On day five of the Bloomingdale trial, Dr. Agazzi gave specific details as to the victim's condition. "She is in a persistent vegetative state," he said.
When asked if the injuries will last a lifetime, he replied, "Yes, they are permanent."
The young woman, who was a high school senior at the time of the attack, had already been accepted to the University of Florida. She can hear people, but has a hard time responding.
She grunts to communicate, but is unable to formulate words.
The victim doesn't even remember what happened. She has no recollection of that night.
Prosecutors continued their case Friday as they introduced video showing Morris at a nearby McDonald's less than an hour after detectives say he raped the East Bay High School student when she tried to return books at the library on April 24, 2008.
The McDonald's was less than a mile from the library.
In the video, Morris is seen inside the fast food restaurant surrounded by large yellow balloons with happy faces on them. Detectives say he walked in at 11:09 p.m. in a hoodie and jeans and ordered two big Value meals before sitting down to eat.
He left at 11:28 p.m.
Shortly after, Morris is then seen in a Wal-Mart where he walks in and proceeds to walk up and down the aisles.
Detective Gary Harris, a 20-year-veteran of the Hillsborough Sheriff's Office, testified that the young man on video was, in fact, Morris. "He enters the store, the clothing matches and you can see it's Kendrick Morris," the detective testified.
The defense claims, however, that the time stamp on the Wal-Mart video says 10:22 p.m. - right around the time that the young woman was attacked at the library.
The actual attack, deputies say, took place at 10:15 p.m. that night.
Morris' attorneys claim that there's no way their client could be at the library and Wal-Mart at the same time.

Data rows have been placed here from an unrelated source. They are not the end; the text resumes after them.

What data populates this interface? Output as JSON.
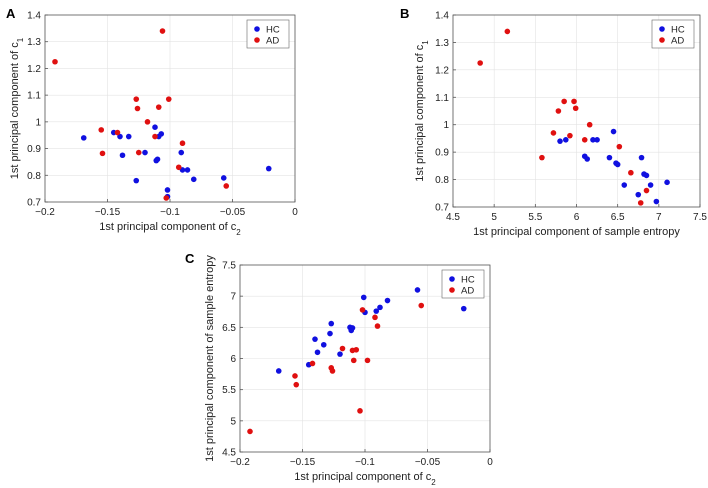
{
  "chart_data": [
    {
      "panel": "A",
      "type": "scatter",
      "xlabel": "1st principal component of c",
      "xlabel_sub": "2",
      "ylabel": "1st principal component of c",
      "ylabel_sub": "1",
      "xlim": [
        -0.2,
        0
      ],
      "ylim": [
        0.7,
        1.4
      ],
      "xticks": [
        -0.2,
        -0.15,
        -0.1,
        -0.05,
        0
      ],
      "xtick_labels": [
        "−0.2",
        "−0.15",
        "−0.1",
        "−0.05",
        "0"
      ],
      "yticks": [
        0.7,
        0.8,
        0.9,
        1.0,
        1.1,
        1.2,
        1.3,
        1.4
      ],
      "ytick_labels": [
        "0.7",
        "0.8",
        "0.9",
        "1",
        "1.1",
        "1.2",
        "1.3",
        "1.4"
      ],
      "legend": "top-right",
      "series": [
        {
          "name": "HC",
          "color": "#1010e0",
          "points": [
            [
              -0.169,
              0.94
            ],
            [
              -0.145,
              0.96
            ],
            [
              -0.14,
              0.945
            ],
            [
              -0.138,
              0.875
            ],
            [
              -0.133,
              0.945
            ],
            [
              -0.127,
              0.78
            ],
            [
              -0.12,
              0.885
            ],
            [
              -0.112,
              0.98
            ],
            [
              -0.111,
              0.855
            ],
            [
              -0.11,
              0.86
            ],
            [
              -0.109,
              0.945
            ],
            [
              -0.107,
              0.955
            ],
            [
              -0.102,
              0.745
            ],
            [
              -0.102,
              0.72
            ],
            [
              -0.091,
              0.885
            ],
            [
              -0.09,
              0.82
            ],
            [
              -0.086,
              0.82
            ],
            [
              -0.081,
              0.785
            ],
            [
              -0.057,
              0.79
            ],
            [
              -0.021,
              0.825
            ]
          ]
        },
        {
          "name": "AD",
          "color": "#e01010",
          "points": [
            [
              -0.192,
              1.225
            ],
            [
              -0.155,
              0.97
            ],
            [
              -0.154,
              0.882
            ],
            [
              -0.142,
              0.96
            ],
            [
              -0.127,
              1.085
            ],
            [
              -0.126,
              1.05
            ],
            [
              -0.125,
              0.885
            ],
            [
              -0.118,
              1.0
            ],
            [
              -0.112,
              0.945
            ],
            [
              -0.109,
              1.055
            ],
            [
              -0.106,
              1.34
            ],
            [
              -0.101,
              1.085
            ],
            [
              -0.103,
              0.715
            ],
            [
              -0.093,
              0.83
            ],
            [
              -0.09,
              0.92
            ],
            [
              -0.055,
              0.76
            ]
          ]
        }
      ]
    },
    {
      "panel": "B",
      "type": "scatter",
      "xlabel": "1st principal component of sample entropy",
      "ylabel": "1st principal component of c",
      "ylabel_sub": "1",
      "xlim": [
        4.5,
        7.5
      ],
      "ylim": [
        0.7,
        1.4
      ],
      "xticks": [
        4.5,
        5,
        5.5,
        6,
        6.5,
        7,
        7.5
      ],
      "xtick_labels": [
        "4.5",
        "5",
        "5.5",
        "6",
        "6.5",
        "7",
        "7.5"
      ],
      "yticks": [
        0.7,
        0.8,
        0.9,
        1.0,
        1.1,
        1.2,
        1.3,
        1.4
      ],
      "ytick_labels": [
        "0.7",
        "0.8",
        "0.9",
        "1",
        "1.1",
        "1.2",
        "1.3",
        "1.4"
      ],
      "legend": "top-right",
      "series": [
        {
          "name": "HC",
          "color": "#1010e0",
          "points": [
            [
              5.8,
              0.94
            ],
            [
              5.87,
              0.945
            ],
            [
              6.1,
              0.885
            ],
            [
              6.13,
              0.875
            ],
            [
              6.2,
              0.945
            ],
            [
              6.25,
              0.945
            ],
            [
              6.4,
              0.88
            ],
            [
              6.45,
              0.975
            ],
            [
              6.48,
              0.86
            ],
            [
              6.5,
              0.855
            ],
            [
              6.58,
              0.78
            ],
            [
              6.75,
              0.745
            ],
            [
              6.79,
              0.88
            ],
            [
              6.82,
              0.82
            ],
            [
              6.85,
              0.815
            ],
            [
              6.9,
              0.78
            ],
            [
              6.97,
              0.72
            ],
            [
              7.1,
              0.79
            ]
          ]
        },
        {
          "name": "AD",
          "color": "#e01010",
          "points": [
            [
              4.83,
              1.225
            ],
            [
              5.16,
              1.34
            ],
            [
              5.58,
              0.88
            ],
            [
              5.72,
              0.97
            ],
            [
              5.78,
              1.05
            ],
            [
              5.85,
              1.085
            ],
            [
              5.92,
              0.96
            ],
            [
              5.97,
              1.085
            ],
            [
              5.99,
              1.06
            ],
            [
              6.1,
              0.945
            ],
            [
              6.16,
              1.0
            ],
            [
              6.52,
              0.92
            ],
            [
              6.66,
              0.825
            ],
            [
              6.78,
              0.715
            ],
            [
              6.85,
              0.76
            ]
          ]
        }
      ]
    },
    {
      "panel": "C",
      "type": "scatter",
      "xlabel": "1st principal component of c",
      "xlabel_sub": "2",
      "ylabel": "1st principal component of sample entropy",
      "xlim": [
        -0.2,
        0
      ],
      "ylim": [
        4.5,
        7.5
      ],
      "xticks": [
        -0.2,
        -0.15,
        -0.1,
        -0.05,
        0
      ],
      "xtick_labels": [
        "−0.2",
        "−0.15",
        "−0.1",
        "−0.05",
        "0"
      ],
      "yticks": [
        4.5,
        5,
        5.5,
        6,
        6.5,
        7,
        7.5
      ],
      "ytick_labels": [
        "4.5",
        "5",
        "5.5",
        "6",
        "6.5",
        "7",
        "7.5"
      ],
      "legend": "top-right",
      "series": [
        {
          "name": "HC",
          "color": "#1010e0",
          "points": [
            [
              -0.169,
              5.8
            ],
            [
              -0.145,
              5.9
            ],
            [
              -0.14,
              6.31
            ],
            [
              -0.138,
              6.1
            ],
            [
              -0.133,
              6.22
            ],
            [
              -0.128,
              6.4
            ],
            [
              -0.127,
              6.56
            ],
            [
              -0.12,
              6.07
            ],
            [
              -0.112,
              6.5
            ],
            [
              -0.111,
              6.45
            ],
            [
              -0.11,
              6.49
            ],
            [
              -0.101,
              6.98
            ],
            [
              -0.1,
              6.74
            ],
            [
              -0.091,
              6.76
            ],
            [
              -0.088,
              6.82
            ],
            [
              -0.082,
              6.93
            ],
            [
              -0.058,
              7.1
            ],
            [
              -0.021,
              6.8
            ]
          ]
        },
        {
          "name": "AD",
          "color": "#e01010",
          "points": [
            [
              -0.192,
              4.83
            ],
            [
              -0.156,
              5.72
            ],
            [
              -0.155,
              5.58
            ],
            [
              -0.142,
              5.92
            ],
            [
              -0.127,
              5.85
            ],
            [
              -0.126,
              5.8
            ],
            [
              -0.118,
              6.16
            ],
            [
              -0.11,
              6.13
            ],
            [
              -0.109,
              5.97
            ],
            [
              -0.107,
              6.14
            ],
            [
              -0.104,
              5.16
            ],
            [
              -0.102,
              6.78
            ],
            [
              -0.098,
              5.97
            ],
            [
              -0.092,
              6.66
            ],
            [
              -0.09,
              6.52
            ],
            [
              -0.055,
              6.85
            ]
          ]
        }
      ]
    }
  ]
}
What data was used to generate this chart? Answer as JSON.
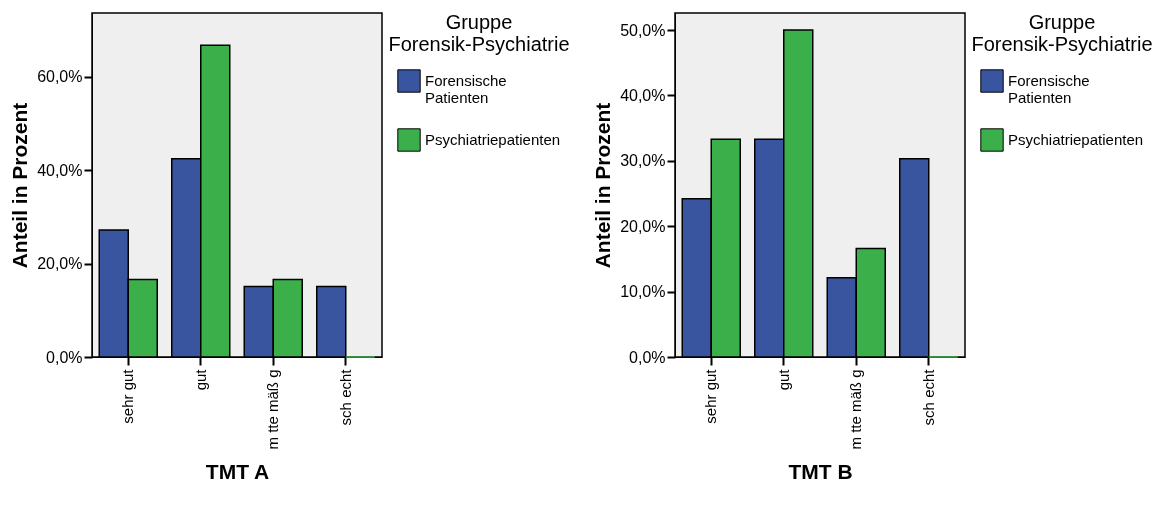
{
  "chart_data": [
    {
      "type": "bar",
      "xlabel": "TMT A",
      "ylabel": "Anteil in Prozent",
      "legend_title": "Gruppe Forensik-Psychiatrie",
      "legend": "top right",
      "grid": false,
      "categories": [
        "sehr gut",
        "gut",
        "m tte mäß g",
        "sch echt"
      ],
      "ylim": [
        0,
        73.7
      ],
      "yticks": [
        {
          "value": 0,
          "label": "0,0%"
        },
        {
          "value": 20,
          "label": "20,0%"
        },
        {
          "value": 40,
          "label": "40,0%"
        },
        {
          "value": 60,
          "label": "60,0%"
        }
      ],
      "series": [
        {
          "name": "Forensische Patienten",
          "color": "#3a55a0",
          "values": [
            27.2,
            42.5,
            15.1,
            15.1
          ]
        },
        {
          "name": "Psychiatriepatienten",
          "color": "#3bb04a",
          "values": [
            16.6,
            66.8,
            16.6,
            0
          ]
        }
      ]
    },
    {
      "type": "bar",
      "xlabel": "TMT B",
      "ylabel": "Anteil in Prozent",
      "legend_title": "Gruppe Forensik-Psychiatrie",
      "legend": "top right",
      "grid": false,
      "categories": [
        "sehr gut",
        "gut",
        "m tte mäß g",
        "sch echt"
      ],
      "ylim": [
        0,
        52.6
      ],
      "yticks": [
        {
          "value": 0,
          "label": "0,0%"
        },
        {
          "value": 10,
          "label": "10,0%"
        },
        {
          "value": 20,
          "label": "20,0%"
        },
        {
          "value": 30,
          "label": "30,0%"
        },
        {
          "value": 40,
          "label": "40,0%"
        },
        {
          "value": 50,
          "label": "50,0%"
        }
      ],
      "series": [
        {
          "name": "Forensische Patienten",
          "color": "#3a55a0",
          "values": [
            24.2,
            33.3,
            12.1,
            30.3
          ]
        },
        {
          "name": "Psychiatriepatienten",
          "color": "#3bb04a",
          "values": [
            33.3,
            50,
            16.6,
            0
          ]
        }
      ]
    }
  ]
}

However, prosecutors called a Wal-Mart loss prevention specialist to testify. The man claimed that during power surges, the clock on the video resets, advancing more than an hour, which changes the time stamp on the video. It is similar, he explained, to an alarm clock that goes off during a storm.
Roberto Soto said, "Whenever I'm asked to look at video, I look at my watch and systems to match what I'm looking for."
Defense attorneys also cross-examined both Detective Harris and his colleague, Detective Geoffrey Harris. The attorneys hammered away at the men trying to prove that they were not thorough enough in their investigation and were off in documenting time notations in their reports.
Defense Attorney Rocky Broncato continually asked Detective Geoffrey Harris about the approximations of times that were listed on the application for a search warrant where Morris entered the McDonald's and Wal-Mart.
Broncato said that the times were off by a few minutes, saying, "Why did you say that? You realize you were under oath?"
The defense has maintained all along that the evidence in the case was contaminated and that the Sheriff's Office detectives were inaccurate.
Prosecutors continued to try and bolster their case by calling the manager of United Cabs to testify. The woman took the stand and said that Morris ordered a cab to pick him up a the Wal-Mart after the crime took place.
Jean Torres said, "Well, yeah, they give their name."
Prosecutors asked, "Okay, and in this case, it was Kendrick?"
Torres answered, "That's what it says on the order, yes."